Why the Holidays are to Blame for Your Dry Spell
The holiday season is upon us. More like laying right on top of us like a warm body, we wish it was. No matter your religion or holiday celebrations, this time of year is a shit show filled with draining bank accounts, unnerving group discussions, and colorful calendars, all wrapped up in a chocolate bow. We are rushing around finding the most thoughtful presents, or dishes that will win the hearts of our loved ones. As we plan the days to shop, we also plan the days to travel, to see friends, to spend time with the family, to stay on top of our self-love regime, to… date?
Holidays are infamous for making us feel lonelier compared to any other time of the year. We crave a companion to hold us through the freezing wind gusts as we check off our holiday to-do lists. No matter if we want a relationship or not, there’s something nice about having someone to take the edge off our busy schedules. A thought that is so stereotypical of the season. Cuffing season or buffing season, whatever you want to call it, is peaking. While some are just looking for something without the “uff.” A simple holiday date or fling to keep our libidos from freezing.

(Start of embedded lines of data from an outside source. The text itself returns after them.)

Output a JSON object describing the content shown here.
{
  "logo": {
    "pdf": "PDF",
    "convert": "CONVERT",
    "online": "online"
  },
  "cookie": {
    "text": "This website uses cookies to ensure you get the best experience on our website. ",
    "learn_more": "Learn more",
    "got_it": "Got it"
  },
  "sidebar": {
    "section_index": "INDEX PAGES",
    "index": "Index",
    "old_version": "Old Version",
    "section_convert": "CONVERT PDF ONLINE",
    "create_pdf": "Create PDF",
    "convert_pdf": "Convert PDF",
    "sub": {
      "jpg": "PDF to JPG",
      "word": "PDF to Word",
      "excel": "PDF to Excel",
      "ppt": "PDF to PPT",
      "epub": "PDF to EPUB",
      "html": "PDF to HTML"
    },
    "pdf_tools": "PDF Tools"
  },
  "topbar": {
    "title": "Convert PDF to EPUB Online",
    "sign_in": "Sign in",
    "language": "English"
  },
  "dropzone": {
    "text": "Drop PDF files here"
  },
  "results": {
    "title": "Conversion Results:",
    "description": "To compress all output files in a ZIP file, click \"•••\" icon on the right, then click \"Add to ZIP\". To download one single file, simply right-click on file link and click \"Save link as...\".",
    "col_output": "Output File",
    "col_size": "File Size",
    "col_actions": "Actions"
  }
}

However, we want to justify our dating desires. There’s one kicker that is keeping us from playing the game. Everyone is busy too, and no one has time to date. Our potential date or match, they’re bracing those same gusty winds to find the perfect gift for their friend while telling their mum when they are coming home for the holidays. It’s a hard pill to swallow. The spoiled eggnog in our whiskey cup.
We can’t seem to secure a solid chat with a match. Dating app swipes only seem to bring us deeper into the blizzard. And the options? Even colder than the last months. No matter our motives, the lack of promising matches is disappointing. Plus, the hopeful holiday meet-cute we search for at the holiday market can’t seem to catch our eyes. When we thought our dry spell couldn’t get any drier, the cold is making us crack.
So, what can we do to relieve our holiday dating gloom?
Slather on more moisturizer and know that it’s not us. It’s the holidays. As much as the dater on the other end of the algorithm wants to chat, there may be a sale on the gift their sister has been asking for on the other tab. The Harry to our Sally is making eyes with the pre-made charcuterie board maker to secure a holiday appetizer that will make their Mum proud. Our attention is being pulled in too many directions to stay focused on the eyes of a potential lover we don’t know yet.
Texts fade. Plans get pushed to the new year. Matches never make it off the app. Chances are, we aren’t the reason for any of this. The holidays have us all by the sleigh bells, with minimal time to share the holiday cheer beyond our immediate circle. It’s okay to let dating take a back seat to the holidays if that means making more peace for us. Instead of focusing on the dates we don’t have, we should look at the dates we have with ourselves, our friends, and our family. We can continue swiping or looking for dreamy eyes in the bar crowds but remove the pressure that every glance and swipe must be a success story.
In the absence of our wind gust buddy, there’s extra time for us to mask our faces with hydrating serums to fill the cracks. Look up from our phones and see the twinkly lights growing around us. It’s an opportunity to work on ourselves, so we don’t just end up with a so-called “buffer.” The one we use only as a body shield against the wind doesn’t make our holiday brighter.
The year is closing, and it may not end with the bang we were hoping for. But don’t blame the dry spell on yourself or the dates that physically can’t fit into the calendar. Blame it on Jack Frost. The freezing winds only last a few seconds, but the memories you will make staying present with the people already in your life will last forever.